I am creating a screenshot generator using puppeteer and node js. It works fine for normal web pages, but for pdf pages it always gives the same error everytime I run it

Here's the code(first example from https://github.com/GoogleChrome/puppeteer)

const puppeteer = require('puppeteer');

(async () => {
    try {
        const browser = await puppeteer.launch();
        const page = await browser.newPage();
        await page.goto('https://www.w3.org/WAI/ER/tests/xhtml/testfiles/resources/pdf/dummy.pdf');
        await page.screenshot({ path: 'example.png' });
        await browser.close();
    } catch (err) {
        console.log(err);
    }
})();

The error that I get

Error: net::ERR_ABORTED at https://www.w3.org/WAI/ER/tests/xhtml/testfiles/resources/pdf/dummy.pdf
    at navigate (C:\MEAN\puppeteer-demo\node_modules\puppeteer\lib\FrameManager.js:121:37)
    at process._tickCallback (internal/process/next_tick.js:68:7)
  -- ASYNC --
    at Frame.<anonymous> (C:\MEAN\puppeteer-demo\node_modules\puppeteer\lib\helper.js:110:27)
    at Page.goto (C:\MEAN\puppeteer-demo\node_modules\puppeteer\lib\Page.js:629:49)
    at Page.<anonymous> (C:\MEAN\puppeteer-demo\node_modules\puppeteer\lib\helper.js:111:23)
    at C:\MEAN\puppeteer-demo\index.js:7:20
    at process._tickCallback (internal/process/next_tick.js:68:7)

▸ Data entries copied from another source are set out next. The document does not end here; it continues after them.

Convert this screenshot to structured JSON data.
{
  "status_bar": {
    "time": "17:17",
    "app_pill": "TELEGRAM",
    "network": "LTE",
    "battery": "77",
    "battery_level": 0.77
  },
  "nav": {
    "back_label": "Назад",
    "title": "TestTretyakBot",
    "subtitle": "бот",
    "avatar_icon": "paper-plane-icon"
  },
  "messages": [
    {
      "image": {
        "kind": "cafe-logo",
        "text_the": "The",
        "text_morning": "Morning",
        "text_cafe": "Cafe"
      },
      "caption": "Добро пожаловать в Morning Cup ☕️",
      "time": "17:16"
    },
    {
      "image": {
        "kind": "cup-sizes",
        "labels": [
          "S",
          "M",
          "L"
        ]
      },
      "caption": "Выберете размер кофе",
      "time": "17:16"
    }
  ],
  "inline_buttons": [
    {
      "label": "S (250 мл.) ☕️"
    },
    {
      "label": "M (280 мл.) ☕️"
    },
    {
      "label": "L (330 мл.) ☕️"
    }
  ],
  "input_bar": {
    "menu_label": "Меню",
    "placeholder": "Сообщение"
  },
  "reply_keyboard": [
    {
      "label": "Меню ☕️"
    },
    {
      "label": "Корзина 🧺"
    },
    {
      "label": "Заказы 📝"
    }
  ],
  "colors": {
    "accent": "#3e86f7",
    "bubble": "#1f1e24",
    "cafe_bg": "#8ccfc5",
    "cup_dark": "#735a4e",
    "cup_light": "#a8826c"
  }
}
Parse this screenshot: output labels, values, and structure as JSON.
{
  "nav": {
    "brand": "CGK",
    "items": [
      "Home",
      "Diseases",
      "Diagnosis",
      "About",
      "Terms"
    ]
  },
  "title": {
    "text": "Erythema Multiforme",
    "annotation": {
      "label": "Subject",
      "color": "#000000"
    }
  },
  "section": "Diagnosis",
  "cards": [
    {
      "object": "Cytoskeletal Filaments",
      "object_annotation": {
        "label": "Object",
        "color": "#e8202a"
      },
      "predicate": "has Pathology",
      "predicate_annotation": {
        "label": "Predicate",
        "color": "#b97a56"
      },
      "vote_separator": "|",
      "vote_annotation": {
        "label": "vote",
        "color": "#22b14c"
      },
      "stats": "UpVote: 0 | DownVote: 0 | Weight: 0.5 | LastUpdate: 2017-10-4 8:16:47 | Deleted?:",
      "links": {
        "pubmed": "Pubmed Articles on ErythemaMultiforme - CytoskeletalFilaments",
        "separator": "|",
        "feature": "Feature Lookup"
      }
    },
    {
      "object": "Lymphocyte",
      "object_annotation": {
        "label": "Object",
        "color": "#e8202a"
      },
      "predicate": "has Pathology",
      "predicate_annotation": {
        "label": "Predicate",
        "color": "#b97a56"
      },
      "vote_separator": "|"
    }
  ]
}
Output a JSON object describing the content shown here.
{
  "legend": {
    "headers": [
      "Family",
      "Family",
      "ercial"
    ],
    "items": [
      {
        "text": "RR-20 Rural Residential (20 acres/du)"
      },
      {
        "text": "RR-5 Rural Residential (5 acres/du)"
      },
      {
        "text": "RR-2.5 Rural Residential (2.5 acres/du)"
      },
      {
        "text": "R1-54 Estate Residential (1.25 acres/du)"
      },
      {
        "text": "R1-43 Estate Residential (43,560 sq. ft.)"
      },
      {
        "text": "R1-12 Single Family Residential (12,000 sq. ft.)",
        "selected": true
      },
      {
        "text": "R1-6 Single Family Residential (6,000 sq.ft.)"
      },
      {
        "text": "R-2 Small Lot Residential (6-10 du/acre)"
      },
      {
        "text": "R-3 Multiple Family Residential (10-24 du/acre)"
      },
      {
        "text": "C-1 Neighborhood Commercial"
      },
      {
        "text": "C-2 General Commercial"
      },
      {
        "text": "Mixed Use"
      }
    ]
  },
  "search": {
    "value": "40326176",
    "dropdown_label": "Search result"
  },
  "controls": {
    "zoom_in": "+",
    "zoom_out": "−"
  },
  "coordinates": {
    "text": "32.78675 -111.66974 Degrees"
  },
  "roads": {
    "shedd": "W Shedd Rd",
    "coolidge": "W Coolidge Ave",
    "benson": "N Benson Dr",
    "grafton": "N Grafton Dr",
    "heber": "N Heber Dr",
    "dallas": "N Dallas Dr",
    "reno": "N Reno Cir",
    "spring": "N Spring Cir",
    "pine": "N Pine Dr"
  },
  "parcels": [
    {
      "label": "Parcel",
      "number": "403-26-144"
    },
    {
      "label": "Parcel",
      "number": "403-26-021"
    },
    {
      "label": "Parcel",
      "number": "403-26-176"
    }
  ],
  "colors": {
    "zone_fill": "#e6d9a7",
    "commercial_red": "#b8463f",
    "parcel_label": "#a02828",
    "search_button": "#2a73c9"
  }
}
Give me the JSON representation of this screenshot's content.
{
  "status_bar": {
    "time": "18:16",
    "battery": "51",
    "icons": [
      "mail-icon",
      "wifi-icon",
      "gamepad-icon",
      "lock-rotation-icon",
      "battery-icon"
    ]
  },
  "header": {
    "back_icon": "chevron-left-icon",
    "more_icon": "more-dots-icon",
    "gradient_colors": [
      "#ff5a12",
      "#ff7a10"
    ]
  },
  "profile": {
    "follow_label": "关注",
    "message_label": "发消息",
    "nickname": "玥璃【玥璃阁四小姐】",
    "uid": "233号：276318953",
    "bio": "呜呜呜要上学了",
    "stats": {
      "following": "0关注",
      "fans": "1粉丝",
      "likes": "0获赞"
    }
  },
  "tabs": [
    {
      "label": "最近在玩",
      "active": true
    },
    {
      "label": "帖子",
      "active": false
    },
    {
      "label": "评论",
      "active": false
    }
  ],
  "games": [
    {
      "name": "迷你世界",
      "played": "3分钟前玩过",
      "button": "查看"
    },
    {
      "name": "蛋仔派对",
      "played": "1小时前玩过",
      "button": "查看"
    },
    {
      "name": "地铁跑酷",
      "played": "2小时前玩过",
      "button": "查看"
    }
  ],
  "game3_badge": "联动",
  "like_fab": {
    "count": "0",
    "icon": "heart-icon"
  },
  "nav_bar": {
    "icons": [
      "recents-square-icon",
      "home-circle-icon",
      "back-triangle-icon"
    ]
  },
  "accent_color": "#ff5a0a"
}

Any help is appreciated. I'm also open to any other possible solutions.

Gaurav Saini
  • 51
  • 1
  • 5
  • You won't be able to take a screenshot from a PDF because no target is created by Chromium. When Chromium loads a PDf it's loading a PDF viewer which is not a target developer tools can debug. – hardkoded May 13 '19 at 15:18

3 Answers3

4

Headless Chrome is not able to visit PDF pages and will throw the error Error: net::ERR_ABORTED as you are experiencing. Although you can visit a PDF document with headless: false, taking a screenshot will also fail, as the PDF is not a real website and actually rendered inside a separate view.

Alternative approach

What you can do instead, is download the page and use PDF.js to create an image of the page. You might want to check out other information on the topic of "pdf to image" or "pdf preview". There are multiple questions on stackoverflow (1, 2, ..) regarding that topic and also examples on the PDF.js page itself.

Thomas Dondorf
  • 23,416
  • 6
  • 84
  • 105
  • thanks, I was looking for a way to download pdf, but this probably saves me a lot of time. – M4hd1 Aug 13 '19 at 15:56
  • You might also be able to just use PDF.js to do all the work so that you can still do puppeteer stuff in headless mode. You can use both puppeteer and PDF.js in the same script. You can `/\.pdf$/.test( url )` before picking which one to use. I haven't explored PDF.js enough to know all of the capabilities it has as far as downloading and images go, so I won't speak to that, but I've been able to use them in combination to do my own work. – knod Feb 25 '20 at 13:41
1

For anyone stumbling on this question now, I did it by using a combination of Puppeteer, EJS and PDF.js since puppeteer by itself does not view PDF files.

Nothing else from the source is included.